The LEM is an AI model that is said to be unique to HPE Juniper Networking, analysing billions of data points from applications like Zoom and Teams to troubleshoot the performance of common collaboration tools and predict future issues. Enhanced with Marvis Minis – twins that simulate user experiences – LEM can now predict future application experiences without real-time data from the applications themselves. This is fed into the Marvis AI engine where self-driving actions can be taken to optimise future performance, prior to users even being present.

Within datacentre operations, the Marvis AI Assistant for Data Centre integrates with Apstra’s contextual graph database to deliver intelligent insights and lay the groundwork for autonomous service provisioning. Marvis Minis also extends to the datacentre for continuous service validation and application assurance pertinent to datacentre networks.

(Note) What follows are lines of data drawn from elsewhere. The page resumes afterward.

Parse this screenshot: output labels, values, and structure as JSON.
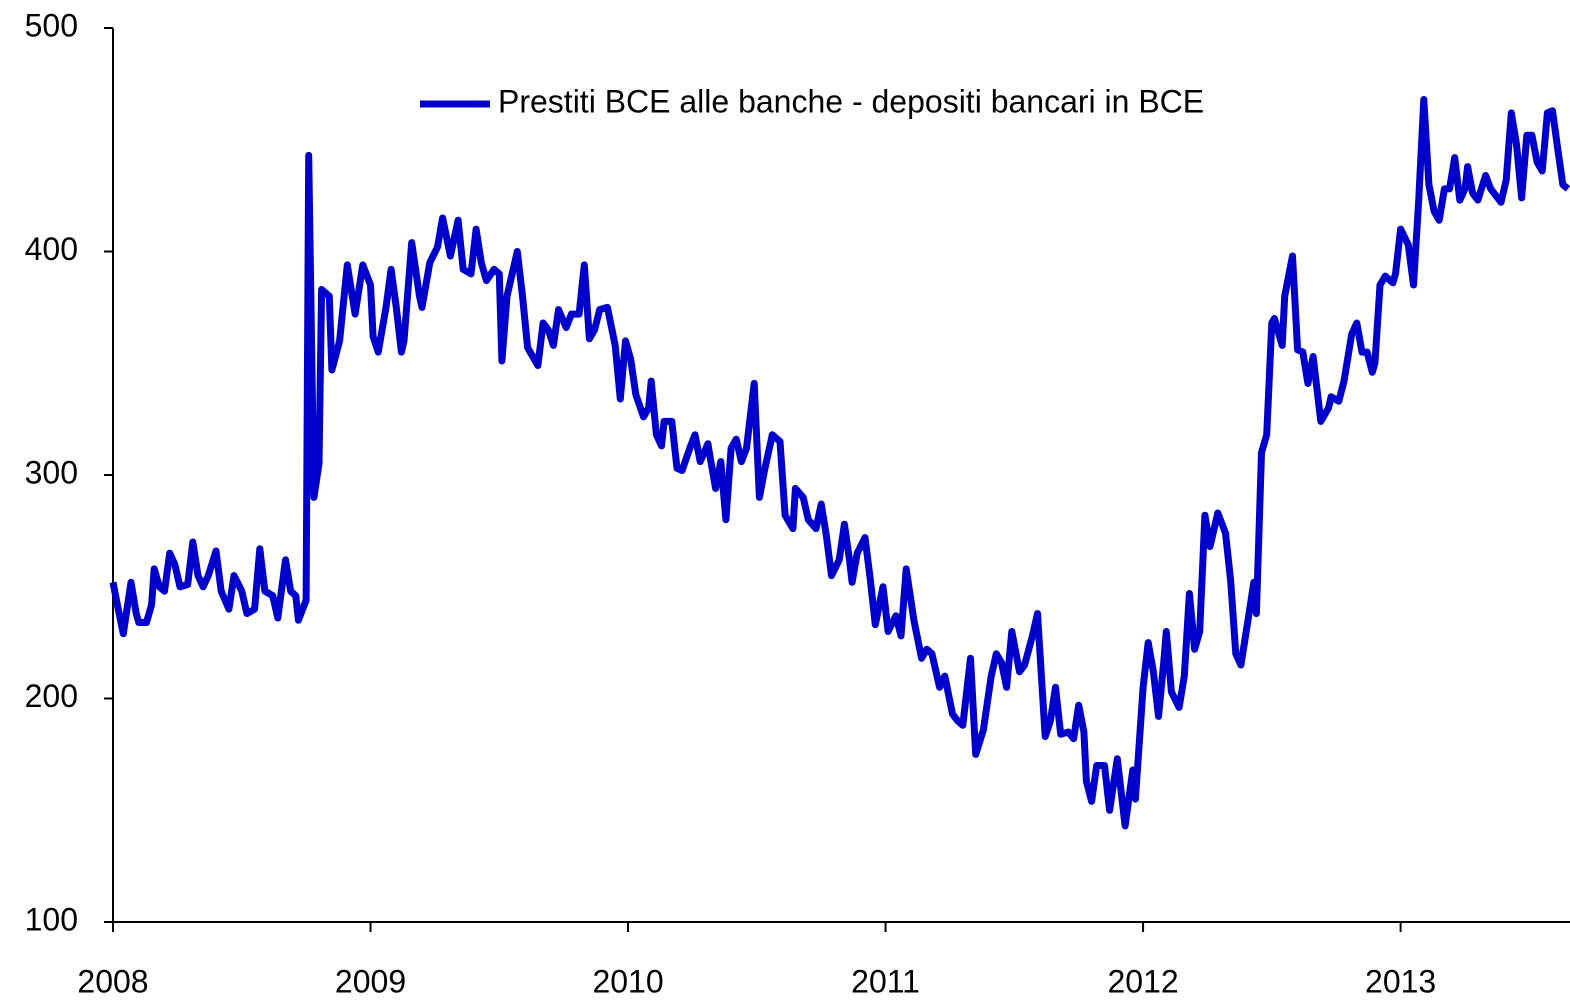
{
  "chart_data": {
    "type": "line",
    "x": [
      2008.0,
      2008.02,
      2008.04,
      2008.07,
      2008.09,
      2008.1,
      2008.13,
      2008.15,
      2008.16,
      2008.18,
      2008.2,
      2008.22,
      2008.24,
      2008.26,
      2008.29,
      2008.31,
      2008.33,
      2008.35,
      2008.37,
      2008.4,
      2008.42,
      2008.45,
      2008.47,
      2008.5,
      2008.52,
      2008.55,
      2008.57,
      2008.59,
      2008.62,
      2008.64,
      2008.67,
      2008.69,
      2008.71,
      2008.72,
      2008.75,
      2008.76,
      2008.78,
      2008.8,
      2008.81,
      2008.84,
      2008.85,
      2008.88,
      2008.91,
      2008.94,
      2008.97,
      2009.0,
      2009.01,
      2009.03,
      2009.06,
      2009.08,
      2009.1,
      2009.12,
      2009.13,
      2009.16,
      2009.19,
      2009.2,
      2009.23,
      2009.26,
      2009.28,
      2009.31,
      2009.34,
      2009.36,
      2009.39,
      2009.41,
      2009.43,
      2009.45,
      2009.48,
      2009.5,
      2009.51,
      2009.53,
      2009.57,
      2009.59,
      2009.61,
      2009.65,
      2009.67,
      2009.69,
      2009.71,
      2009.73,
      2009.76,
      2009.78,
      2009.81,
      2009.83,
      2009.85,
      2009.87,
      2009.89,
      2009.92,
      2009.95,
      2009.97,
      2009.99,
      2010.01,
      2010.03,
      2010.06,
      2010.08,
      2010.09,
      2010.11,
      2010.13,
      2010.14,
      2010.17,
      2010.19,
      2010.21,
      2010.24,
      2010.26,
      2010.28,
      2010.31,
      2010.32,
      2010.34,
      2010.36,
      2010.38,
      2010.4,
      2010.42,
      2010.44,
      2010.46,
      2010.49,
      2010.51,
      2010.53,
      2010.56,
      2010.59,
      2010.61,
      2010.64,
      2010.65,
      2010.68,
      2010.7,
      2010.73,
      2010.75,
      2010.77,
      2010.79,
      2010.82,
      2010.84,
      2010.86,
      2010.87,
      2010.89,
      2010.92,
      2010.94,
      2010.96,
      2010.99,
      2011.01,
      2011.04,
      2011.06,
      2011.08,
      2011.11,
      2011.14,
      2011.16,
      2011.18,
      2011.21,
      2011.23,
      2011.26,
      2011.28,
      2011.3,
      2011.33,
      2011.35,
      2011.38,
      2011.41,
      2011.43,
      2011.45,
      2011.47,
      2011.49,
      2011.52,
      2011.54,
      2011.57,
      2011.59,
      2011.62,
      2011.64,
      2011.66,
      2011.68,
      2011.71,
      2011.73,
      2011.75,
      2011.77,
      2011.78,
      2011.8,
      2011.82,
      2011.85,
      2011.87,
      2011.9,
      2011.93,
      2011.96,
      2011.97,
      2012.0,
      2012.02,
      2012.04,
      2012.06,
      2012.08,
      2012.09,
      2012.11,
      2012.14,
      2012.16,
      2012.18,
      2012.2,
      2012.22,
      2012.24,
      2012.26,
      2012.29,
      2012.32,
      2012.34,
      2012.36,
      2012.38,
      2012.41,
      2012.43,
      2012.44,
      2012.46,
      2012.48,
      2012.5,
      2012.51,
      2012.54,
      2012.55,
      2012.58,
      2012.6,
      2012.62,
      2012.64,
      2012.66,
      2012.69,
      2012.72,
      2012.73,
      2012.76,
      2012.78,
      2012.81,
      2012.83,
      2012.85,
      2012.87,
      2012.89,
      2012.9,
      2012.92,
      2012.94,
      2012.97,
      2012.98,
      2013.0,
      2013.03,
      2013.05,
      2013.07,
      2013.09,
      2013.11,
      2013.13,
      2013.15,
      2013.17,
      2013.19,
      2013.21,
      2013.23,
      2013.25,
      2013.26,
      2013.28,
      2013.3,
      2013.33,
      2013.35,
      2013.37,
      2013.39,
      2013.41,
      2013.43,
      2013.45,
      2013.47,
      2013.49,
      2013.51,
      2013.53,
      2013.55,
      2013.57,
      2013.59,
      2013.61,
      2013.63,
      2013.65
    ],
    "series": [
      {
        "name": "Prestiti BCE alle banche - depositi bancari in BCE",
        "color": "#0000cc",
        "values": [
          252,
          240,
          229,
          252,
          238,
          234,
          234,
          242,
          258,
          250,
          248,
          265,
          260,
          250,
          251,
          270,
          255,
          250,
          255,
          266,
          248,
          240,
          255,
          248,
          238,
          240,
          267,
          248,
          246,
          236,
          262,
          248,
          246,
          235,
          244,
          443,
          290,
          305,
          383,
          380,
          347,
          360,
          394,
          372,
          394,
          385,
          362,
          355,
          375,
          392,
          375,
          355,
          360,
          404,
          380,
          375,
          395,
          402,
          415,
          398,
          414,
          392,
          390,
          410,
          395,
          387,
          392,
          390,
          351,
          380,
          400,
          380,
          357,
          349,
          368,
          365,
          358,
          374,
          366,
          372,
          372,
          394,
          361,
          365,
          374,
          375,
          358,
          334,
          360,
          352,
          336,
          326,
          330,
          342,
          318,
          313,
          324,
          324,
          303,
          302,
          312,
          318,
          306,
          314,
          307,
          294,
          306,
          280,
          312,
          316,
          306,
          312,
          341,
          290,
          302,
          318,
          315,
          282,
          276,
          294,
          290,
          280,
          276,
          287,
          273,
          255,
          262,
          278,
          262,
          252,
          265,
          272,
          254,
          233,
          250,
          230,
          237,
          228,
          258,
          235,
          218,
          222,
          220,
          205,
          210,
          193,
          190,
          188,
          218,
          175,
          186,
          210,
          220,
          216,
          205,
          230,
          212,
          215,
          228,
          238,
          183,
          190,
          205,
          184,
          185,
          182,
          197,
          185,
          163,
          154,
          170,
          170,
          150,
          173,
          143,
          168,
          155,
          205,
          225,
          212,
          192,
          216,
          230,
          203,
          196,
          210,
          247,
          222,
          230,
          282,
          268,
          283,
          274,
          253,
          220,
          215,
          237,
          252,
          238,
          310,
          318,
          368,
          370,
          358,
          380,
          398,
          356,
          355,
          341,
          353,
          324,
          330,
          335,
          333,
          342,
          363,
          368,
          355,
          355,
          346,
          350,
          385,
          389,
          386,
          390,
          410,
          403,
          385,
          422,
          468,
          430,
          418,
          414,
          428,
          428,
          442,
          423,
          428,
          438,
          426,
          423,
          434,
          428,
          425,
          422,
          432,
          462,
          448,
          424,
          452,
          452,
          440,
          436,
          462,
          463,
          446,
          430,
          428
        ]
      }
    ],
    "xlim": [
      2008,
      2013.65
    ],
    "xticks": [
      2008,
      2009,
      2010,
      2011,
      2012,
      2013
    ],
    "ylim": [
      100,
      500
    ],
    "yticks": [
      100,
      200,
      300,
      400,
      500
    ],
    "legend": "upper center",
    "grid": false
  }
}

These capabilities are also seen as bolstering GreenLake Intelligence, HPE’s next approach to autonomous IT and agentic AIOps, which deploys specialised AI agents in a multi-layered IT architecture. This is designed to enable real-time problem-solving, proactive optimisation and smarter decision-making across networking, storage and compute. 

HPE believes the agentic AI capabilities in Juniper Mist shift IT from reactive to proactive management, laying the groundwork for significant improvements in performance and efficiency.

“Operations teams need tools that speed resolution, boost efficiency and ensure user experience at scale,” said Bob Laliberte, principal analyst at The Cube Research.

“For over a decade, HPE Juniper Networking solutions have pioneered the use of AI in network operations, accelerating the journey toward self-driving networks. With its latest advances in agentic AI and GenAI, powered by Marvis, HPE is delivering real autonomous capabilities that enable predictive intervention, letting ops resolve issues before users even notice.”